自分にないスキルから「何が足せるか」、すでに保有するスキルの「何と掛け合わせて、どう活かせるのか」の2軸を意識してきました。キャリアを考える上で、一つの業務を極める道もありますが、私自身さまざまな事に興味関心があるため、新しいことにチャレンジしたいという想いが強く、経験を掛け合わせて領域を広げることで、これまでのキャリアを築いてきました。例えば、今回の転職の際は、1社目の「金融」×3社目の「広報」の経験に「上場企業の広報活動の経験」を足したいと考えました。
それ以外では、会社の「空気感」も意識しています。大企業でありながら、「その挑戦に、力を」というスローガンの下、さまざまな挑戦を続けて事業領域を拡大している成長性と、いわゆるベンチャー企業のような勢いと自由な雰囲気を感じられたことも決め手となりました。実際に入社して感じたことは、ベンチャー企業と上場企業では求められるものが全く異なるということでした。B to CとB to B、金融という業種の特性もあるかと思いますが、どちらも経験できたことは、今後の強みとして活かしていくことができると思います。
Q4:国内において広報としてのキャリア形成で悩みとなることは何?
広報職=プロフェッショナル職という認識がまだ一般的には浸透していないことでしょうか。広報の仕事は、俗人的な部分も多く、スキルや経験の有無で結果に大きな差がでてしまう一方で、スキルの言語化や効果測定が難しいということが起因しているように感じます。
広報職が担う役割は、情報発信にとどまらず、企業の戦略やイメージ、ブランド価値を適切に伝え、ステークホルダーと信頼関係を築くという専門性を要する職業であると認知が広がるためにも、社外のみならず社内においても、対話と結果を積み重ねて理解を深めていくことが大切です。社会の変化や各企業の経営課題に合わせて広報が果たすべき役割も異なるため、それに応じたスキルと視点を磨き続けていきたいと思います。
Q5:広報職の経験を活かして、今後チャレンジしたいことは?
大きく2つの挑戦をしていきたいと考えています。
1つ目は、当社の広報活動として、来年度はブランディング関連施策に注力していきたいと考えています。ブランドコミュニケーションの強化により、信頼性と認知度を高め、それが社内のエンゲージメント向上につながる。そのような企業価値向上を目指して挑戦していきたいと思います。
2つ目は、広報活動が企業価値向上にどのように寄与するのかを数値で示せるよう、MBA取得なども視野に入れつつ、研究をしてみたいという思いがあります。数値で示すことで、経営層の納得感を得られやすく、より密な広報活動が期待できると信じています。新しい知識を貪欲に吸収しながら、現状維持ではなく、常に成長を続けていきたいと考えています。
【次回の担当者は?】
バトンをお渡しするのは、ファミリーマートの樋口雄士さんです。
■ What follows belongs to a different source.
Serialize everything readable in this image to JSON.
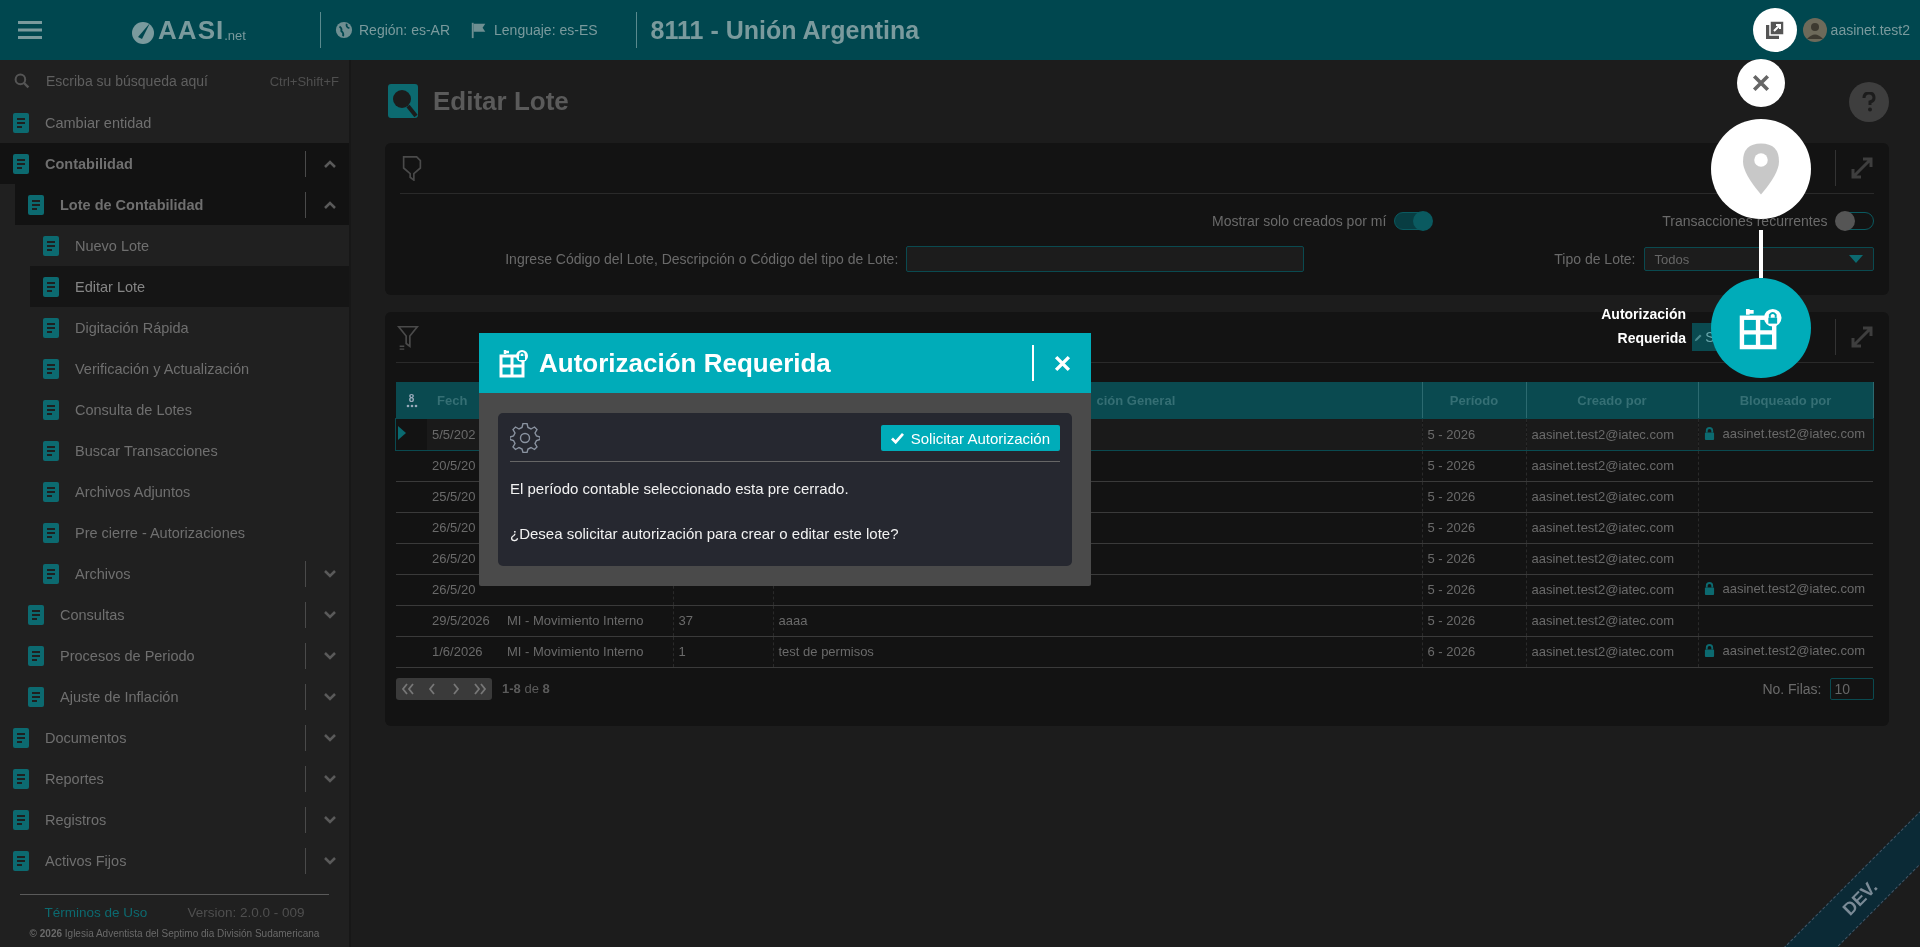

樋口さんは、メーカーや飲食業などの営業をご経験された後にファミリーマートへ転職。マーケティングからブランディング、社内・対外含む広報業務全般に従事し、現在は親会社である伊藤忠商事 広報部に出向されています。圧倒的な量と質を誇る広報活動で業界を牽引する姿勢には尊敬しかありません。その秘訣をぜひお伺いしたいです。